Philharmonia Orchestra/Paavo Järvi – Egmont Overture & Tchaikovsky’s Pathétique Symphony – Viktoria Mullova plays Sibelius’s Violin Concerto

classicalsource.com
Ateş Orga
12.05.2019

This was one of those popular 'old-fashioned' Saturday evenings. Infinitely musical, resolutely undemonstrative, Paavo Järvi steered proceedings in a cultured way, score before him, clear and direct in his intentions. If there was a trait, it was his insistence on pauses and rests, allowing the music to breathe with eloquence. At the end of the Tchaikovsky, letting death and B-minor settle, he deliberated the aftermath long, to the uncertainty of a packed audience impatient to cheer and applaud. Fielding a largely youthful team, carrying no dead wood, the Philharmonia (antiphonal violins, led by Benjamin Marquise Gilmore, concertmaster designate) rose splendidly to the occasion, Järvi's balancing and 'air' encouraging full, rich, glowing strings, a brass section exemplary in individuality and chording (Tchaikovsky again), and a woodwind line-up riding the tuttis with incisive, soloistic clarity. Repertory like this can all too easily fracture into the routine and ordinary. What we got was involvement and freshness.

Admirers and collectors will need no reminding of the authority of Järvi's videoed Beethoven cycle with the Deutsche Kammerphilharmonie Bremen. Pulsating with tension, his Egmont ploughed the drama and rose to glory. The precision attack was to be relished, the piccolo at the end piercingly clear (Keith Bragg), the use of hard-stick ‘period’ kettledrums, a recurrent trend these days, underpinning the action with not a little fire and gallantry (Antoine Siguré). (Like modern pianos, modern timpani are a different breed of instrument, at the expense of their original rattling physicality.)

London-based Viktoria Mullova is ever-youthful. Watching her, listening to the unfailing brilliance and power of her playing, she's still that slim Moscow girl of the early-eighties, winning the Sibelius and Tchaikovsky competitions, defecting with her Georgian lover to the West, her story “the stuff of spy movies”. Her Sibelius Concerto was arresting, its accuracy and intonation compelling (octaves and harmonics not least).
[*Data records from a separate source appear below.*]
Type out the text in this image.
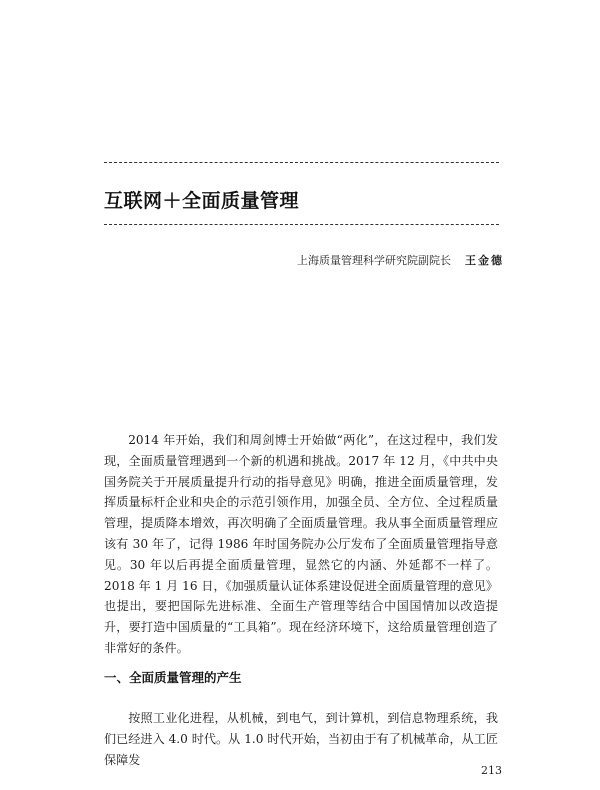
互联网＋全面质量管理
上海质量管理科学研究院副院长 王金德

2014 年开始，我们和周剑博士开始做“两化”，在这过程中，我们发现，全面质量管理遇到一个新的机遇和挑战。2017 年 12 月，《中共中央 国务院关于开展质量提升行动的指导意见》明确，推进全面质量管理，发挥质量标杆企业和央企的示范引领作用，加强全员、全方位、全过程质量管理，提质降本增效，再次明确了全面质量管理。我从事全面质量管理应该有 30 年了，记得 1986 年时国务院办公厅发布了全面质量管理指导意见。30 年以后再提全面质量管理，显然它的内涵、外延都不一样了。2018 年 1 月 16 日，《加强质量认证体系建设促进全面质量管理的意见》也提出，要把国际先进标准、全面生产管理等结合中国国情加以改造提升，要打造中国质量的“工具箱”。现在经济环境下，这给质量管理创造了非常好的条件。

一、全面质量管理的产生

按照工业化进程，从机械，到电气，到计算机，到信息物理系统，我们已经进入 4.0 时代。从 1.0 时代开始，当初由于有了机械革命，从工匠保障发

213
This was a silk-and-cream performance, the first movement emphasising its cadenzas, the Adagio like an old tale, each slur, accent and tenuto, each rhythmic grouping and dynamic curve, carrying feeling and meaning. “The people [of the Baltic] might seem cold and cool”, Andrew Mellor reports her as saying, “but underneath they are very, very emotional, they cry easily.”


For an encore she offered Arvo Pärt's 2007 Passacaglia written for Gidon Kremer's sixtieth birthday – a piece journeying from ghostly, metrically/temporally metamorphosised echoes of the Beethoven Concerto (the repeated open string A/E fifths) to a brief, unexpectedly Hebraic, close. This was refined, the final cadenza a teasing mixture of arco and pizzicato (Pärt leaves options open). Maybe the Philharmonia was a touch uneasy (and I would have preferred more tangibly audible viola and cello slurring at the start), but the last bar was unadulterated magic, a hushed pppp A-major chord that hummed from nowhere into nothing (compared with her recent Estonian National Symphony recording which has Järvi relatively present at this point). Classy.

Järvi has never been a man given to histrionics or showmanship: he's far closer to his father, Neeme, than his younger brother, Kristjan. In his Frankfurt days, his Tchaikovsky was more in the Haitink vein than anything Russian or American, overdrive mattering less than a quality pulse and honesty to the page. This 'Pathétique' emphasised beauty of tone and ensemble. Carlos Ferreria led the clarinets with distinction, likewise Robin O'Neill the bassoons. The brass, from stridency to appeasement, found a filmic dimension, impeccably in accord. Cellos and basses plumbed Jovian gravity, the codas of the outer movements – the descending major scales of one, the life-ebbing minor throb of the other – up there with the finest.

In an effort to stem audience intervention, prompted perhaps by the autograph/published pause signs at the end of each movement, Järvi went for a segue reading, effectively turning the work into a fantasia in four tableaux, further subdivided. It made for a powerful, theatrical re-focussing of familiar landmarks, their unconventionality primed in provocative, almost operatic light. “The best thing I have composed”, believed Tchaikovsky – and that's what it felt like.